Drei Kindermorde innerhalb von 16 Tagen ließen die Kripo am Niederrhein nervös, die besorgten Bürger hysterisch und die Presse süchtig werden – schlechte Nachrichten sind eben auch immer gute Nachrichten. Schnell machten Gerüchte die Runde: »Bei der Polizei sind noch Hunderte Kinder vermisst gemeldet!« Bis zum 30. Mai waren der Landeskriminalpolizei in Nordrhein-Westfalen tatsächlich 293 Kinder als vermisst gemeldet worden, 109 Mädchen und 184 Jungen. Allerdings blieben nur drei Minderjährige dauerhaft verschwunden: eine 13-Jährige aus St. Vit bei Wiedenbrück und zwei Jungen aus Wuppertal und Essen, sechs und acht Jahre alt. Das Mädchen war von zu Hause weggelaufen, der Junge aus Wuppertal vermutlich beim Spielen am Ufer der Wupper ertrunken. Nur im Fall des achtjährigen Klaus Jung ging die Kripo von einem »kriminellen Hintergrund« aus, er war letztmals am 31. März auf einer Kirmes in Essen gesehen worden. Erst vier Jahre später sollte sich das Schicksal des Jungen klären: Er war dem vierfachen Kindermörder Jürgen Bartsch in die Hände gefallen und wie die übrigen Opfer in einem ehemaligen Luftschutzstollen gefoltert und anschließend getötet worden.
Die extrem ungewöhnliche zeitliche und örtliche Häufung der an sich sehr seltenen Sexualmorde an Kindern provozierte Fragen, die Bevölkerung verlangte Aufklärung. Die Kriminalisten gaben sich alle Mühe, aber ihre Antworten klangen wenig überzeugend. Kriminaloberrat Hans Kiehne, Leiter der Mordkommission, die Ingo Kappes jagte, erklärte lapidar: »Sexualdelikte häufen sich eben zu bestimmten Jahreszeiten.« Der Chef der Essener Todesermittler, die die »scheußlichen Verbrechen« an Ilona Dönges und Monika Reimer aufzuklären versuchten, ergänzte: »Für das fast gleichzeitige Losschlagen dieser verschiedenen Täter haben wir keine Erklärung. Vielleicht spielt die Witterung eine Rolle.

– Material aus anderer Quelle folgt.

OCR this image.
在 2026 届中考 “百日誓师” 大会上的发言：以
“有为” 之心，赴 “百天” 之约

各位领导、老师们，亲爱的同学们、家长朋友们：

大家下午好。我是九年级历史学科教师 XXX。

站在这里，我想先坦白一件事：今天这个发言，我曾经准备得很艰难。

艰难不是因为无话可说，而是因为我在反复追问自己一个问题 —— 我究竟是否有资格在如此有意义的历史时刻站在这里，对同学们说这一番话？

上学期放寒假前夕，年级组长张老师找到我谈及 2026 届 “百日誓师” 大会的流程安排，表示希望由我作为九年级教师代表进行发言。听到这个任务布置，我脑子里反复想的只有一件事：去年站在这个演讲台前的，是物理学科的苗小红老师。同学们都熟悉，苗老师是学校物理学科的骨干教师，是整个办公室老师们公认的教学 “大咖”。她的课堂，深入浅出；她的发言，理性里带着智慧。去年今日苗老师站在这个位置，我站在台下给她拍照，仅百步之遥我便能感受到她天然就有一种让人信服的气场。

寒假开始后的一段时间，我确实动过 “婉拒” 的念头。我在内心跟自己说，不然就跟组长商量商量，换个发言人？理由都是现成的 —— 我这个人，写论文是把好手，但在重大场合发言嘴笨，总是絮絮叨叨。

Die Mädchen sind leicht angezogen. Das kann aufreizen.« Und Dr. Wehner, der Leiter der Düsseldorfer Kripo, hielt alles für »einen Zufall«, gab sich indes überzeugt, eine »Kindermord-Psychose« festgestellt zu haben, die »schleunigst abgebaut« werden müsse. Nur wie, das verriet er nicht.

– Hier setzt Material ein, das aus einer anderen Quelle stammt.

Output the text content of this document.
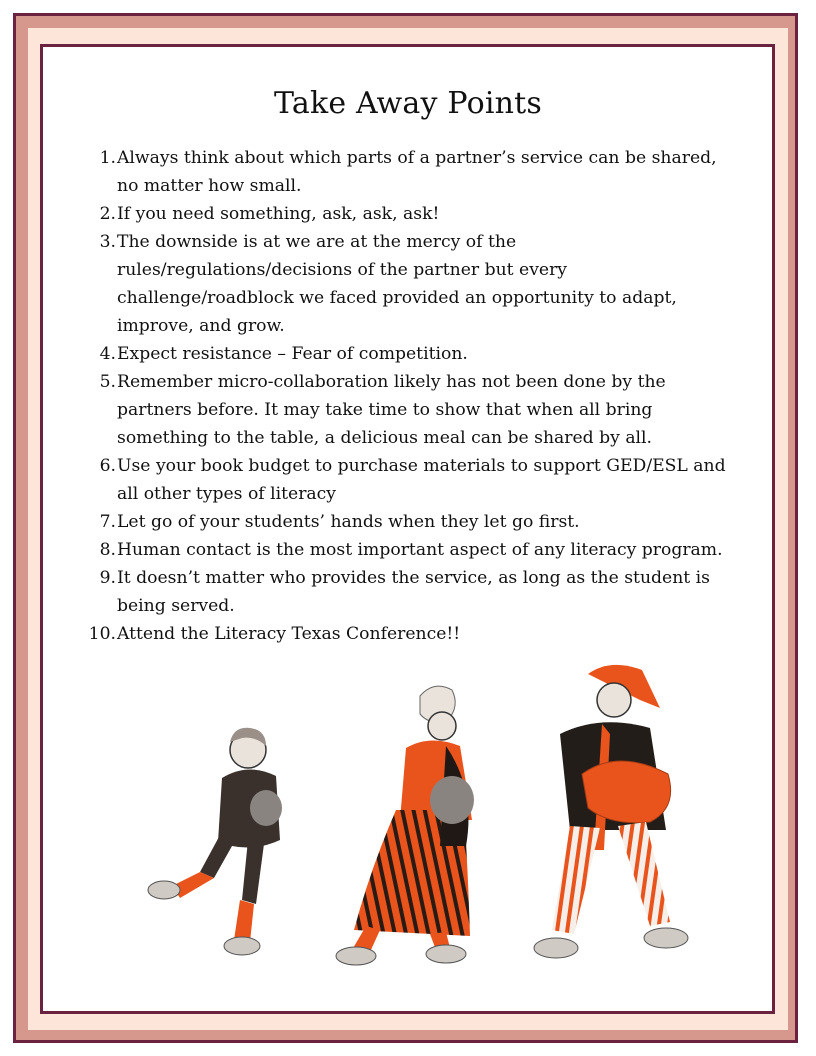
Take Away Points
1. Always think about which parts of a partner’s service can be shared, no matter how small.
2. If you need something, ask, ask, ask!
3. The downside is at we are at the mercy of the rules/regulations/decisions of the partner but every challenge/roadblock we faced provided an opportunity to adapt, improve, and grow.
4. Expect resistance – Fear of competition.
5. Remember micro-collaboration likely has not been done by the partners before. It may take time to show that when all bring something to the table, a delicious meal can be shared by all.
6. Use your book budget to purchase materials to support GED/ESL and all other types of literacy
7. Let go of your students’ hands when they let go first.
8. Human contact is the most important aspect of any literacy program.
9. It doesn’t matter who provides the service, as long as the student is being served.
10. Attend the Literacy Texas Conference!!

Wesentlich optimistischer äußerte sich der Vizepräsident der Deutschen Kriminologischen Gesellschaft. Der Deutschen Presse-Agentur verriet er wohlmeinend, wie den Unholden beizukommen sei, und richtete einen flammenden Appell an alle Bürger: »Achtet auf Eure Mitmenschen, auf Schul- und Arbeitskameraden, Freunde und Gefährten. Abnormes Verhalten dem anderen Geschlecht gegenüber kann ein Zeichen dafür sein, dass Triebstörungen vorliegen.«
Zum Kummer der Kriminalpraktiker schalteten sich auch noch diverse Landespolitiker in den Kampf gegen die »Bestien« ein. Den Anfang machte der SPD-Landtagsabgeordnete Gustav Stapp. Als Bürgermeister der ebenfalls betroffenen Stadt Walsum schlug er vor: »Alle Kinder sollen unentgeltlich mit Bus und Bahn zur Schule fahren dürfen.« Der donnernde Applaus seiner Anhänger, vor allem aber potentieller Wähler war ihm gewiss.
Nun hatte jeder etwas zu sagen, die Erfolglosigkeit der Polizei wurde zum Zankapfel der Politik, ein sensibles Feld ohne Rücksicht auf (Gesichts-)Verluste als Wahlkampfthema – am 8. Juli musste das neue Landesparlament gewählt werden – missbraucht. Bisweilen wurde es polemisch. »Weite Kreise haben das Gefühl«, posaunte der FDP-Landesvorsitzende Willi Weyer, »dass zwar genügend Polizeibeamte zur Kontrolle der Parkuhren zur Verfügung stehen, jedoch zu wenige zur Verfolgung von Gewaltverbrechern.« Das ging an die Adresse des für solche Belange zuständigen CDU-Innenministers, der postwendend versicherte: »Die Kindermorde in den letzten Wochen haben die Polizei veranlasst, alle erdenklichen Maßnahmen zur Verhütung weiterer Verbrechen zu ergreifen.« Derweil stellten sich die Kripo-Chefs in Düsseldorf und Köln demonstrativ an die Seite ihres obersten Dienstherrn. »Wir haben die Dinge unter Kontrolle. Zu einer Angstpsychose besteht kein Anlass, zumal man mit Angst keinen Mörder fängt«, hieß es kurz und bündig. Und Bundesjustizminister Stammberger ließ es sich nicht nehmen, natürlich genau das zu tun, was Politiker bei derlei Gelegenheiten immer zu tun pflegen: Er forderte »härtere Strafen für Sittlichkeitsverbrecher«.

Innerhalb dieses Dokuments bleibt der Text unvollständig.